Древнерусский автор почему-то определил жанр своего сочинения как «Временник». Само название «Временник» напоминает нам прежде всего о «повестях временных лет» (то есть о летописях). Но во «Временнике» нет последовательного изложения всех событий Смутного времени по годам – памятник сложен из отдельных рассказов, да и главы не всегда хронологически связаны друг с другом. Например, в произведении рассказ о перенесении мощей царевича Дмитрия из Углича в Москву (событие произошло в 1606 г. во время правления Василия Шуйского) предшествует главе, которая повествует об избрании Бориса Годунова на царство (1598 г.). Порой Тимофеев сам просит читателей извинить его за такую путаницу. Он даже сравнивает разрозненные фрагменты текста с несшитой одеждой или, наоборот, – с разорвавшейся от ветхости. «Яко новоскроена некая риза, купно же не сошвена, ли разпадшася от ветхости» (6) – так отзывается дьяк о своем сочинении. Причиной же всему этому стали сами условия, в которых ему приходилось писать: «понеже в нуждах разсеянна ума, яко во угле темне, бысть сотворено». (7) Тимофеев имеет в виду, что брался за перо в страхе, так как жил в осажденном городе. Далее в тексте он говорит уже напрямую: «иже за страх тогда не сподобишася исправлению». (8)
ВЕЛИКИЙ ГОРОД
С особым почтением Иван Тимофеев относится к двум «великим» городам – к престольной Москве и к Великому Новгороду. Москву он именует «главой царствия», «матерью всех городов», а Новгород часто называет «градом святым». Более того, о Новгороде он даже пишет, что тот «иже бе существом яко Рим другий превеликий». (9) Этот древнейший, самобытный город, как утверждает дьяк, на протяжении веков оставался как будто никем не тронутой святыней, в него никогда не ступала нога «варвара».
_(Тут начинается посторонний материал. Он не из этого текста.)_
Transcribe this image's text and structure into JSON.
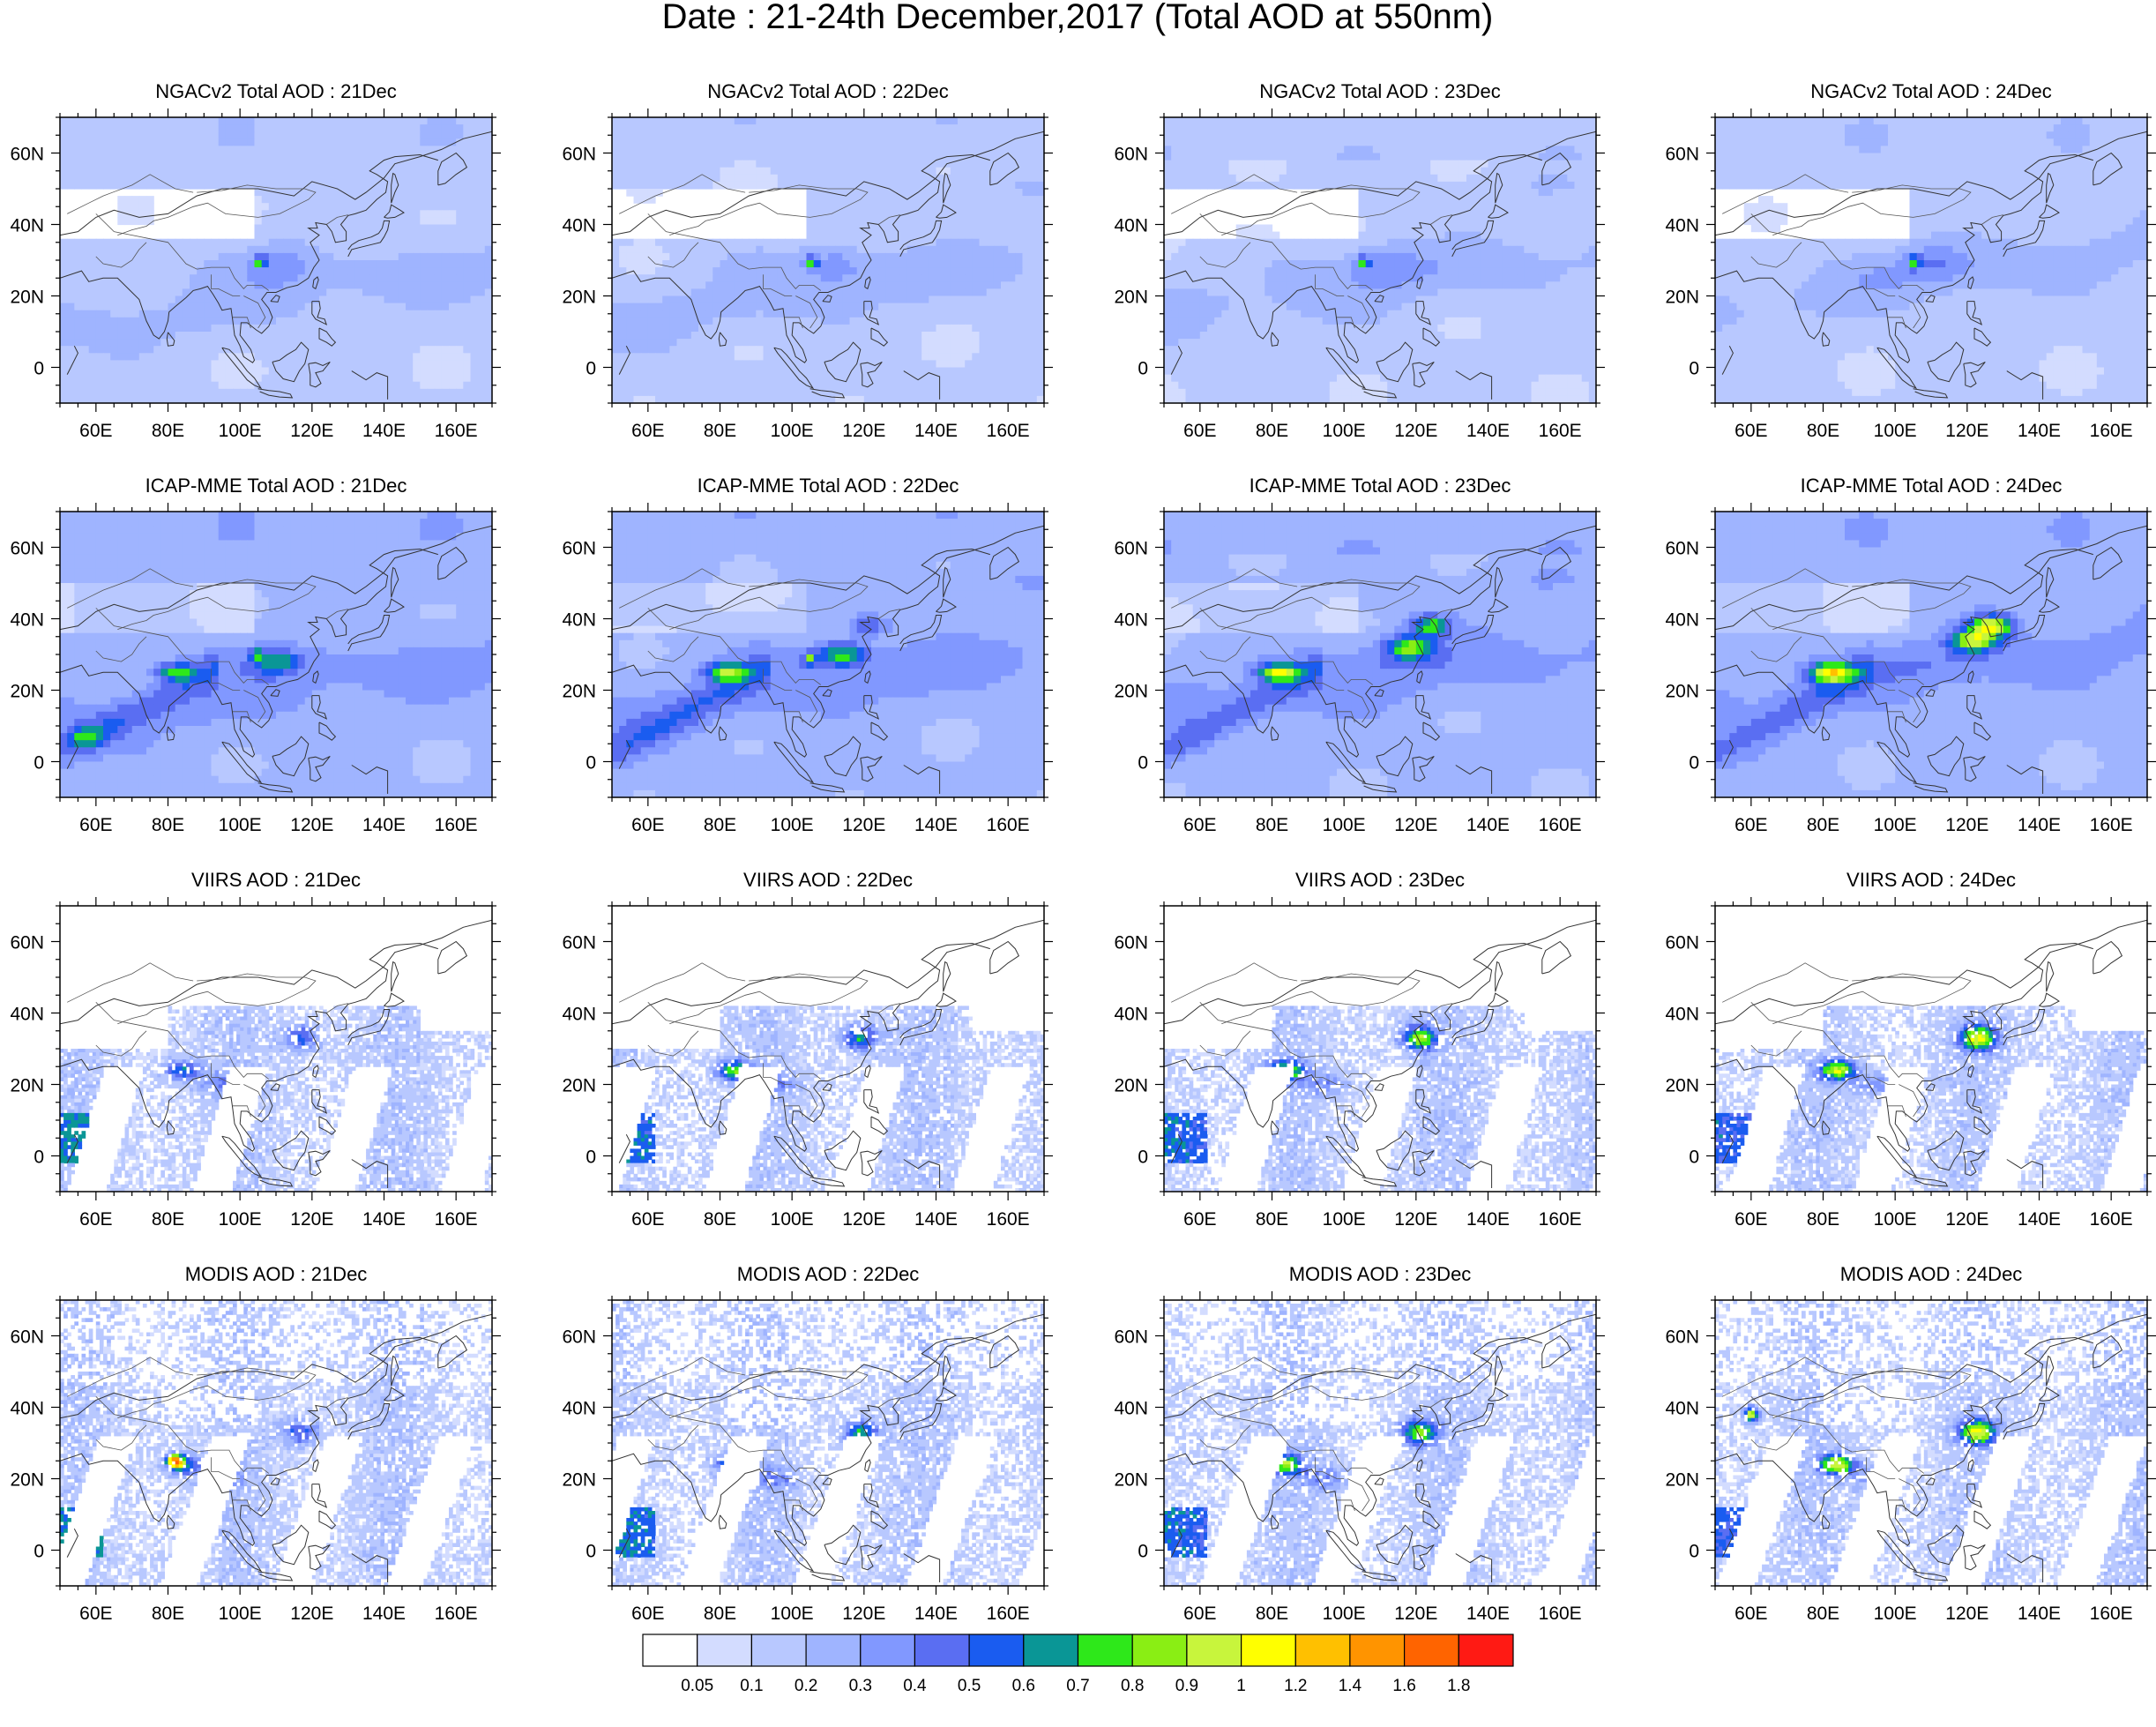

Большая симпатия автора к городу вполне объяснима: ведь в Новгороде Тимофеев прожил целых десять лет и там начал писать свой труд. Во «Временнике» встречается весьма красочное описание того, как создавалось произведение: «Нахожаше бо ми часто и восхищением обуревая мысль облакоподобная по всему и скоролетящая высокопарне, яко по воздуху птица…» (10), что на современном русском языке значит: «Приходила часто ко мне мысль и волновала меня, по всему подобная облаку, высоко летящая, как птица по воздуху».
Нередко думая о судьбе Новгорода, Тимофеев вспоминает о былых несчастьях города. Глава «О новгородском пленении, о пролитии крови острия меча во гневе ярости царевы на град святый» «Временника» целиком пронизана грустным размышлением о походе Ивана Грозного на Новгород в 1570 г. И что интересно: здесь сам город выступает рассказчиком. Такой художественный прием автор также использует, когда рассказывает об оккупации Новгорода шведскими войсками в 1611 г.: «яко вепрь, тайно нощию от луга пришед, и якоже инок дивий, пояде, ныне же и кости ми оглада. Не о бозе, но льстивне стену прелез, вшед в мя, запаленьми множайшую часть града испепели» (11), т. е. «словно вепрь, тайно ночью пришедший из дубравы и, словно дикий зверь, съел меня, а теперь и кости мои оглодал. Не по-божески, а коварно перелез он стену, и, войдя в меня, обратил большую часть города в пепел».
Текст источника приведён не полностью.